Most courses do not ask candidates to have a degree in computer science, but there is certain prior knowledge that those who wish to have a data engineering career are required to have, and that is the following:
Different courses might have prerequisites that are necessary exactly for them, so do not forget to check the list of required skills and knowledge before you enroll in a program.
If you are ready to start your data engineering journey, it is time to have a look at the study options that would fit you personally and meet your learning goals. In general, data engineering courses comprise some basic skills and processes that, or data engineering fundamentals, will help you get an overview of what working in a big data ecosystem is like.
Usually, data engineering courses include the following:
Some online data engineering courses not only offer a chance to learn data engineering in theory but also give the opportunity to work on a capstone project at the end of the learning process.
These real-world projects will show your potential employer that you are ready to become a successful data engineer and can apply your skills in building cloud-based data warehouses, supporting machine learning models, navigating through a data engineering ecosystem, and implementing data engineering solutions in real life.
We can suggest a few criteria that will make it a bit easier for you to single out what exactly you need:
It is easy to get lost in a wide variety of information and find it hard to make the right choice, especially in terms of learning courses.

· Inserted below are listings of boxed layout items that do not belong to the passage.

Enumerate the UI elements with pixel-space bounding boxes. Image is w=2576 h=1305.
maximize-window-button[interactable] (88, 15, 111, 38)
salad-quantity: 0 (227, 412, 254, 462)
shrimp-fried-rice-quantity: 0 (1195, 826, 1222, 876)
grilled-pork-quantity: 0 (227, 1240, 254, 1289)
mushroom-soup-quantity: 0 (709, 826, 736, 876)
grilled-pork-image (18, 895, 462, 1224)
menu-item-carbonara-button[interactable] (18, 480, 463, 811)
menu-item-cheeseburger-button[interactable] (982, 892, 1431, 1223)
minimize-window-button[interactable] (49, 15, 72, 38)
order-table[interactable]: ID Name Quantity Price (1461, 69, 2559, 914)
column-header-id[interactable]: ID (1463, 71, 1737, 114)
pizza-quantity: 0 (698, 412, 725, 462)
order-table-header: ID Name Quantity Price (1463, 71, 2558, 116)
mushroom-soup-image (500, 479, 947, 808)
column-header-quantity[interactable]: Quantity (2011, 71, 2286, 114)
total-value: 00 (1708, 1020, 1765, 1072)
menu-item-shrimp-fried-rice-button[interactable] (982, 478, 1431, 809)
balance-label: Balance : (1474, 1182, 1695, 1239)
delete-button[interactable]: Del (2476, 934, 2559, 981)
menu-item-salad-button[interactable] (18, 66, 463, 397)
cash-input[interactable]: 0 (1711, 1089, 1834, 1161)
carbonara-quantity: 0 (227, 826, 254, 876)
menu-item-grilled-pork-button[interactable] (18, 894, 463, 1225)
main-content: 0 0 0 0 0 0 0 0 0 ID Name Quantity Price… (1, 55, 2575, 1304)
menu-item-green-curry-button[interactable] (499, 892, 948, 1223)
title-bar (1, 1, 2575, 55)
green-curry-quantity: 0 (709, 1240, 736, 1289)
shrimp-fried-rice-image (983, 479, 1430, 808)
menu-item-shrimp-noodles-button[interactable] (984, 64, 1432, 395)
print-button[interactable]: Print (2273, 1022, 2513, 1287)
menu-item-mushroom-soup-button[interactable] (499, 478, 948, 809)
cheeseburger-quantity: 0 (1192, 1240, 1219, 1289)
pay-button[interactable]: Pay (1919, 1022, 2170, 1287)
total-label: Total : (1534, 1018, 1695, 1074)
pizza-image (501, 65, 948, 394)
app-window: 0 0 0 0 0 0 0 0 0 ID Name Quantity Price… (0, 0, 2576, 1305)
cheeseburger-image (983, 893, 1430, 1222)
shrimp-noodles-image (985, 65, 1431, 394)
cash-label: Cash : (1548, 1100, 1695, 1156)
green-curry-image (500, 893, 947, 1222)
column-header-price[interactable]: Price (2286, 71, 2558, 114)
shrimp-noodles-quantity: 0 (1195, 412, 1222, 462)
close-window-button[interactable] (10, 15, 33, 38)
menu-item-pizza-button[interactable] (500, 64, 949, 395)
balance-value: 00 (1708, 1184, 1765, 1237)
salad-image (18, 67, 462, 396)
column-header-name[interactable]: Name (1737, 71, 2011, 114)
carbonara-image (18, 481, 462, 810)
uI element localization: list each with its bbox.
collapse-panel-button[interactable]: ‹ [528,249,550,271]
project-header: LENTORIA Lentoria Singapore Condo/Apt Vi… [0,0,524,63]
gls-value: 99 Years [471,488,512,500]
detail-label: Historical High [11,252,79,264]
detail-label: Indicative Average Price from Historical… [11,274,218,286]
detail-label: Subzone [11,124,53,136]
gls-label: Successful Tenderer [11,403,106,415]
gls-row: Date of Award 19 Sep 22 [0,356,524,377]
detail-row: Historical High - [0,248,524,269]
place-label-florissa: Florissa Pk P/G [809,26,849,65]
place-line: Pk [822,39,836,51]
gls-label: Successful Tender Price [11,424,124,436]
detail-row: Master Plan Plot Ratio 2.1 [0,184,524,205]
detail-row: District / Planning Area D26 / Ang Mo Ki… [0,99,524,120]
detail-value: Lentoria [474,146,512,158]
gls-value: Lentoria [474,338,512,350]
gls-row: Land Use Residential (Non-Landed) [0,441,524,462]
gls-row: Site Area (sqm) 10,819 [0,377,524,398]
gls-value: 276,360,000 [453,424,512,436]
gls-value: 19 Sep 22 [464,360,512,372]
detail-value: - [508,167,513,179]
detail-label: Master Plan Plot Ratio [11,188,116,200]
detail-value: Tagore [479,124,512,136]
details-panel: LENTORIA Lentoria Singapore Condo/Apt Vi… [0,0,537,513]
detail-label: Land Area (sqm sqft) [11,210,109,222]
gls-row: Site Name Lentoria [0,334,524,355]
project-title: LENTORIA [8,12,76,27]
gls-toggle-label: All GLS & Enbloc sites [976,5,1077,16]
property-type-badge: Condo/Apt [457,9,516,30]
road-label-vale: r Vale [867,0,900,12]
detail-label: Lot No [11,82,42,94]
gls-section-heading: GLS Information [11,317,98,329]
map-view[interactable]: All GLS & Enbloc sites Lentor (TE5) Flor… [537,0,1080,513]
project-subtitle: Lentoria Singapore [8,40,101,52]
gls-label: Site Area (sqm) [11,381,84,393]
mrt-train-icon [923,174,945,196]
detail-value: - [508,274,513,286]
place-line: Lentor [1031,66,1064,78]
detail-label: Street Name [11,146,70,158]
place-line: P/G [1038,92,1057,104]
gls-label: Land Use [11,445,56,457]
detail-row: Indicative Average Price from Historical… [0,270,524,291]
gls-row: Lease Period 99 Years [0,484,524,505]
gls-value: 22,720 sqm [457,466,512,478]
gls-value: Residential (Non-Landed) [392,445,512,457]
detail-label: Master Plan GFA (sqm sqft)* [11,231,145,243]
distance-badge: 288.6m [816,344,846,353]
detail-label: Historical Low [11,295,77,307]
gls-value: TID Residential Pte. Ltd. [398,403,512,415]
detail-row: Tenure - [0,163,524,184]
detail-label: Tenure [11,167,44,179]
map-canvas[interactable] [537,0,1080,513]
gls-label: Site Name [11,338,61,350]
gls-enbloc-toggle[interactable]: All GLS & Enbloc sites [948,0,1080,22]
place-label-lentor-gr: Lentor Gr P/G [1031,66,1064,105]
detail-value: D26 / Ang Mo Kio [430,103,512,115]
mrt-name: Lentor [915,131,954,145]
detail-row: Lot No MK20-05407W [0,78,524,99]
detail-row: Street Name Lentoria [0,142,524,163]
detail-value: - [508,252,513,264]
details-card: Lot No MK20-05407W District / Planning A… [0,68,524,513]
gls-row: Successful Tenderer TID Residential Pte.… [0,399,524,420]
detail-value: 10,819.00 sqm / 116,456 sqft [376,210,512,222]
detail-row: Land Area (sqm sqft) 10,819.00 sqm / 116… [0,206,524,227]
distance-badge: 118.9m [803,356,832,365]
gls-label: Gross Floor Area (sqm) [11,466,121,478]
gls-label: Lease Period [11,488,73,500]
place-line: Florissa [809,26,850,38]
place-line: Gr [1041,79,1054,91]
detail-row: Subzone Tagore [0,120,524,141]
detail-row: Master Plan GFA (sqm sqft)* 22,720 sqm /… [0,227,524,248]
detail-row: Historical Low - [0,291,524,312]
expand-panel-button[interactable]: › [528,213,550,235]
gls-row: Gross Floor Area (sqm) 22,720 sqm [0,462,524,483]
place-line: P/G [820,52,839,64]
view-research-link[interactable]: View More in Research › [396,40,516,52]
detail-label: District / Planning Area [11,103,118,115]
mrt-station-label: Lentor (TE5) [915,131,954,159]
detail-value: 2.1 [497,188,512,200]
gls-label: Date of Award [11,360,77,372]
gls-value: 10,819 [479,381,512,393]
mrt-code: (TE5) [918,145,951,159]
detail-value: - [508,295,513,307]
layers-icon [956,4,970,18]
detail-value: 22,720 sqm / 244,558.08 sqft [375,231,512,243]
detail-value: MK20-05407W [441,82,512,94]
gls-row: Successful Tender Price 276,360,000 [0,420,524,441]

Consider the options carefully, scale up the benefits and effort needed and pick the right course you prefer!
Of course, you can. With the development of online education, it is possible to take almost any course online, and a data engineering course is not an exception. In the course of study, you will learn data analysis and get familiar with big data tools and big data concepts, data modelling, and data infrastructure. You will also have the chance to work on your data engineering portfolio project that will showcase your skills.
If you have good skills in computing and mathematics, you can learn them yourself. However, if you want a professional tutor to guide you and monitor your work, we recommend browsing through the best data engineering courses available. They usually take up to 10 hours per week and will provide you with career services such as access to some necessary tools.
Every program has its distinctive features; for example, if you take the Data Engineer Nanodegree Program, you will learn all the skills that are a must in the world of data. If you enrol for a Professional Certificate in Data Engineering, you will focus on some basic skills that will allow you to take your first steps in the field, whereas the Google Cloud certificate will center around the Google cloud platform. But as a core, you will definitely learn to extract data, deal with a data pipeline, build data warehouses and work with data lakes.
The cost of the program depends on many factors, whether you wish to audit the course or take advantage of working together with a mentor, whether you desire to finish with a capstone project, or whether a certificate is enough. Different schools and platforms have a range of options and courses to choose from, so it is your choice to compare and analyze them in terms of price, too.